In the grand scheme of things, I've always felt a bit like a square peg amid a whole lot of round wholes, rubbing up against others but never quite fitting in. I grew up very poor in a wealthy-ish neighborhood, went vegetarian before some of my peers had hit puberty, shaved my head at thirty-one because I thought it might feel good. In case you're wondering, it did. Mostly though, I've lived with a pervasive sense of existential crisis throughout my life—never quite sure who I am or why I exist, if there is inherent meaning in things or if it is only my ego that assigns value and makes it feel that way.
Here's a confession that I rarely admit to: I struggle to make friends. Struggle so hard, in fact, that I have less than a handful of people who really know me at all. Being able to make small talk is not one of the attributes I was blessed with. I'm more of a scrunch-my-face-in-concentration-while-shopping-for-groceries kind of gal, because even then, I'm lost in deeper thought than most people would find reasonable. Apparently this makes me look angry when I'm not and more than a little difficult to approach. Relax folks, I'd like to say to everyone. I'm not mad at you. That's just my face.
I make my own laundry soap and use baking soda in place of deodorant. This is for several reasons: one, because I'm frugal. Really, really frugal. Two, because I despise the number chemical and foreign substances that are in nearly all of our day-to-day products. And three, because I like to walk a fine line between what is considered normal (washing clothes and smelling good) and doing the things that are better for me (denying consumerism, avoiding toxins, saving money), popularity be damned.
I'm not your average girl. I follow the Dalai Lama on Twitter but wouldn't recognize any of the Kardashian's if I stood with them face to face. I eat beans for breakfast and long for the cold and dark that is the hallmark of an Alaskan winter. My skin plus the sun? That's just asking for trouble. I'm passionate about human rights and animal rights and equal rights for all. I have an unreasonable attraction to British men and cry with astounding regularity. In my perfect world, we would all strive for kindness toward each other rather than seeking individual fulfillment because, I believe, it is the only way to find happiness and peace.

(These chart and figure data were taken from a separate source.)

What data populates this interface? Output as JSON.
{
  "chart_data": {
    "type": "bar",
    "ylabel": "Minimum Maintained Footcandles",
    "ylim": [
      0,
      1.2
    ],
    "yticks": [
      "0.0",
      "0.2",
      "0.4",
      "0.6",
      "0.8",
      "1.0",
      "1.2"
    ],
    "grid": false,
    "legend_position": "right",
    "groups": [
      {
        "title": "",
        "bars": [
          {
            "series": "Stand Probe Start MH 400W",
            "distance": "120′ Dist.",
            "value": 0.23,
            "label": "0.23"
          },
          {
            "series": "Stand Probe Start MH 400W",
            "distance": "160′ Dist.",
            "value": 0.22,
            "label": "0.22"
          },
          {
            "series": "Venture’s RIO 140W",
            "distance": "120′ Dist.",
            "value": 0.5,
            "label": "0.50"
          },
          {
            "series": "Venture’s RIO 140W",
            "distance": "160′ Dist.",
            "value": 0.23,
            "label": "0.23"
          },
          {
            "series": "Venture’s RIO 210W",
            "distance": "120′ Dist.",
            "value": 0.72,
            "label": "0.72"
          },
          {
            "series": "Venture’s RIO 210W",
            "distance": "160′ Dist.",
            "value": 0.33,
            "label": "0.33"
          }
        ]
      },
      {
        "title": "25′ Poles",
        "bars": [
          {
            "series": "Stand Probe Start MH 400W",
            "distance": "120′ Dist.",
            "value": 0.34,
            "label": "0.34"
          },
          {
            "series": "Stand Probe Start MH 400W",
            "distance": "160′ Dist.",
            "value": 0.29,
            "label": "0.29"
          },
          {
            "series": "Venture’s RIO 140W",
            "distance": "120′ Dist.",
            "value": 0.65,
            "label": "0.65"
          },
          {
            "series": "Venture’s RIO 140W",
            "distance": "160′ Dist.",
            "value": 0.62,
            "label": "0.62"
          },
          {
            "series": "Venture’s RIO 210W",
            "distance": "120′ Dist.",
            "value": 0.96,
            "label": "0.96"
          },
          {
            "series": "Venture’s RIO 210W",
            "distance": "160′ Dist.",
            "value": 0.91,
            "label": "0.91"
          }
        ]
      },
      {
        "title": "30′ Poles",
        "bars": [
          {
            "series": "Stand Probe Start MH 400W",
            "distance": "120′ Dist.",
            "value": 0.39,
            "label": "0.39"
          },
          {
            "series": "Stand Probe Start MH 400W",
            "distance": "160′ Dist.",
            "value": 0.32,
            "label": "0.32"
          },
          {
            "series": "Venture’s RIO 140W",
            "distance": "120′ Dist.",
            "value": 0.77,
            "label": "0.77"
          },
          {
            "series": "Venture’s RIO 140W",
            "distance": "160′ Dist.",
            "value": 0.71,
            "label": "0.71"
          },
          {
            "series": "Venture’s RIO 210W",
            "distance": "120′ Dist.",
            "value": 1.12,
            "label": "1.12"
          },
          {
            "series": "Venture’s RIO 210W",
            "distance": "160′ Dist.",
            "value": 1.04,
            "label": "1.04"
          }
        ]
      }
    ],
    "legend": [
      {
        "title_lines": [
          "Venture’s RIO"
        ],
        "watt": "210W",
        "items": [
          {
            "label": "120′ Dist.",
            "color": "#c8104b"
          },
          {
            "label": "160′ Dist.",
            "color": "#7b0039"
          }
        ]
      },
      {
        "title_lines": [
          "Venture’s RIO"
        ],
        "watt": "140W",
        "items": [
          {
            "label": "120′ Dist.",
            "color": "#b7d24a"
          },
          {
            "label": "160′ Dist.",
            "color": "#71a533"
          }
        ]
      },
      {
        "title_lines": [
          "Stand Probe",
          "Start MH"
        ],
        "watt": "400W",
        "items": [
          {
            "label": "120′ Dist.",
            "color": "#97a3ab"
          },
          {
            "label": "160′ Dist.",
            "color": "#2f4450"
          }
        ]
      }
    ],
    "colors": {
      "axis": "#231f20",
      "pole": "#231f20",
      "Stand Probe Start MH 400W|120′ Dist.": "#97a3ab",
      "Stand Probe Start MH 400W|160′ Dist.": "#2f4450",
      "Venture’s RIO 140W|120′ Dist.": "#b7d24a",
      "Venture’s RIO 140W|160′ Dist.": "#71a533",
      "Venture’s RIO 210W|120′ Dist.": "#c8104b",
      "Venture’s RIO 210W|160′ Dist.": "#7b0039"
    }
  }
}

I was not one of the cool kids in high school.
I am still not one of the cool kids.
I am who I am, which is hard to define, but this I know for sure: I am a displaced Alaskan at heart, no matter where I go. I am restless and introverted and interested most in those things that matter more deeply than any object or place or amount of money ever could. And if there were a scale out there somewhere that measured our normalcy and our conformity levels? Well then I'd be here, a standard deviation or two to the left, and just This Side of Mainstream.